POEM IN WHICH MY SPEAKER IS BORED WITH MY REAL LIFE
My speaker wants to make some big pronouncements, fly
with extended metaphors. She’s disgusted when I toss
the coffee grounds in the trash without even trying
to make an image. Don’t they look like loam,
the crushed beans once whole—yes, crushed and used,
the way I sometimes feel? My speaker wants to know
where the trash ultimately goes. Reminds me
about Thoreau—I can stand as remote from myself
as from another. I have long loved the way the poet
Ai’s name was pronounced “I,” but my speaker is bored—
I have written about this before. My speaker
wants me to be someone else in this poem—Dumbo
or Marilyn Monroe, or catapult back to my younger self,
a little girl wrapped in victimhood or a Superman’s cape
depending on the day. I tell my speaker the old joke
about the naive bride—First the aisle, then the altar.
Then her hymn—I’ll alter him. Hear the “I” in aisle? I ask.
But my speaker is unimpressed. Aye aye aye aye,
I am the Frito Bandito, I used to sing with my sister.
The first “aye” sounded like “I” and then
the next three sounded like they began with a “y.”
A Frito bandito robbed people of their chips
at gunpoint. He was a mascot of our youth. Back then,
we weren’t afraid of banditos or guns. They were just
cartoons. We weren’t outraged by any Mexican stereotypes
as we would be now. I could have never predicted
the gun violence so prevalent in my adulthood,
a recent mass shooting right on the beach
where I walk every day. A 15-year-old boy
who the medics thought was hit in the heart,
his left side torn open by bullets, lived. He had
a congenital condition that placed his heart
on the right side. Can there really be a feel good story
about a mass shooting? I think not. And yet
how giddy I was to hear this. I imagined
the shocked medic wondering at the magic
of this young man still breathing. Brig, a fiction student,
said I could use his image—the fluorescent light of lies.
He meant the ceilings of hospitals and the false promises
of enthusiastic doctors and nurses. He recently lost
his young wife. I, my mother. This boy will live, I told Brig.
This boy will live. The coffee bean unground, become whole
in reverse. This boy’s heart intact. I had walked
the same beach only hours early. I walk it almost every day,
my speaker wanting me to make big pronouncements—
today about violence, but most days about the dying sea.
POEM IN WHICH I’M AN URBAN PLANNER LIKE MY HIGH SCHOOL APTITUDE TEST PREDICTED
Disappointed I wasn’t deemed a future rockstar
or supermodel, I looked at my results, having no idea
what the job description would entail. I walked
home from school on Elder Ballou Road
wishing there were sidewalks, cars winding
and whizzing as I jumped on lawns
to get out of the way. I hated the smell
of the incinerator which burned trash everyday
at 4 pm, my eyes watering. Cold Spring Park
needed more benches for the oldies and swings
for the kids. The spinner was so rusty
those who slashed their fingers wound up
getting tetanus shots. Polluted Social Pond
gave me an ear infection. Too many bars.
Too many donut shops. We needed a book store!

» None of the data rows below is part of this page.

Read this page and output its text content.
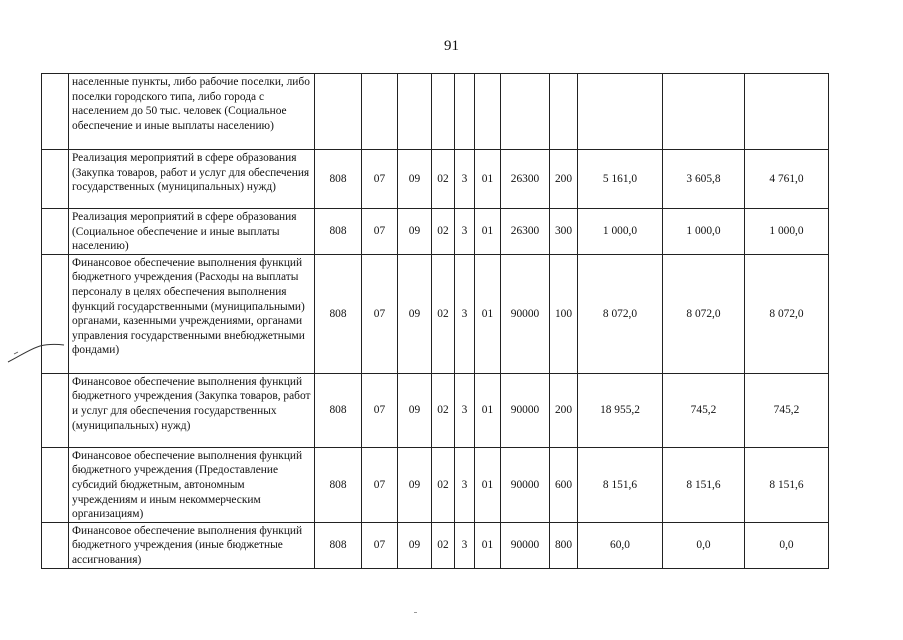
91
	населенные пункты, либо рабочие поселки, либо поселки городского типа, либо города с населением до 50 тыс. человек (Социальное обеспечение и иные выплаты населению)											
	Реализация мероприятий в сфере образования (Закупка товаров, работ и услуг для обеспечения государственных (муниципальных) нужд)	808	07	09	02	3	01	26300	200	5 161,0	3 605,8	4 761,0
	Реализация мероприятий в сфере образования (Социальное обеспечение и иные выплаты населению)	808	07	09	02	3	01	26300	300	1 000,0	1 000,0	1 000,0
	Финансовое обеспечение выполнения функций бюджетного учреждения (Расходы на выплаты персоналу в целях обеспечения выполнения функций государственными (муниципальными) органами, казенными учреждениями, органами управления государственными внебюджетными фондами)	808	07	09	02	3	01	90000	100	8 072,0	8 072,0	8 072,0
	Финансовое обеспечение выполнения функций бюджетного учреждения (Закупка товаров, работ и услуг для обеспечения государственных (муниципальных) нужд)	808	07	09	02	3	01	90000	200	18 955,2	745,2	745,2
	Финансовое обеспечение выполнения функций бюджетного учреждения (Предоставление субсидий бюджетным, автономным учреждениям и иным некоммерческим организациям)	808	07	09	02	3	01	90000	600	8 151,6	8 151,6	8 151,6
	Финансовое обеспечение выполнения функций бюджетного учреждения (иные бюджетные ассигнования)	808	07	09	02	3	01	90000	800	60,0	0,0	0,0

An art movie house! What were we going to do
with all those empty textile mills, their cold
smokestacks and brick facades?
Now I’m meeting
with other industry experts to work it all out.
POEM IN WHICH I CONSIDER MOSQUITO BITES AFTER MAUREEN’S MEMORIAL IN THE ARBORETUM
I thought I was prepared. Neil even had DEET, but I must have sprayed unevenly. Soon I sported red splotches like an ankle monitor telling me stay home and grieve. I scratched through the night, annoyed by death. I used cortisone cream on the outside, my own cortisol pumping inside as I thought of everything I needed to do besides feel sad. I broke my home confinement—groceries, new tires (I had a flat on the way home!), a doctor’s appointment, work, and meetings at work. It was easier to itch than cry.
What did that dead tire mean? No air to save it, even my spare donut flat. My legs prickled, and there was a big bite on my shoulder blade I needed a backscratcher to reach. I was stoic as we gathered and read the poems of my dear, dead friend. I was stoic and perhaps a little numb. I was unflappable with the AAA guy, holding my phone flashlight in the dark as he jacked up my car. He said I was unusually calm for a woman who’d broken down. The tire meant stop moving. The stinging began.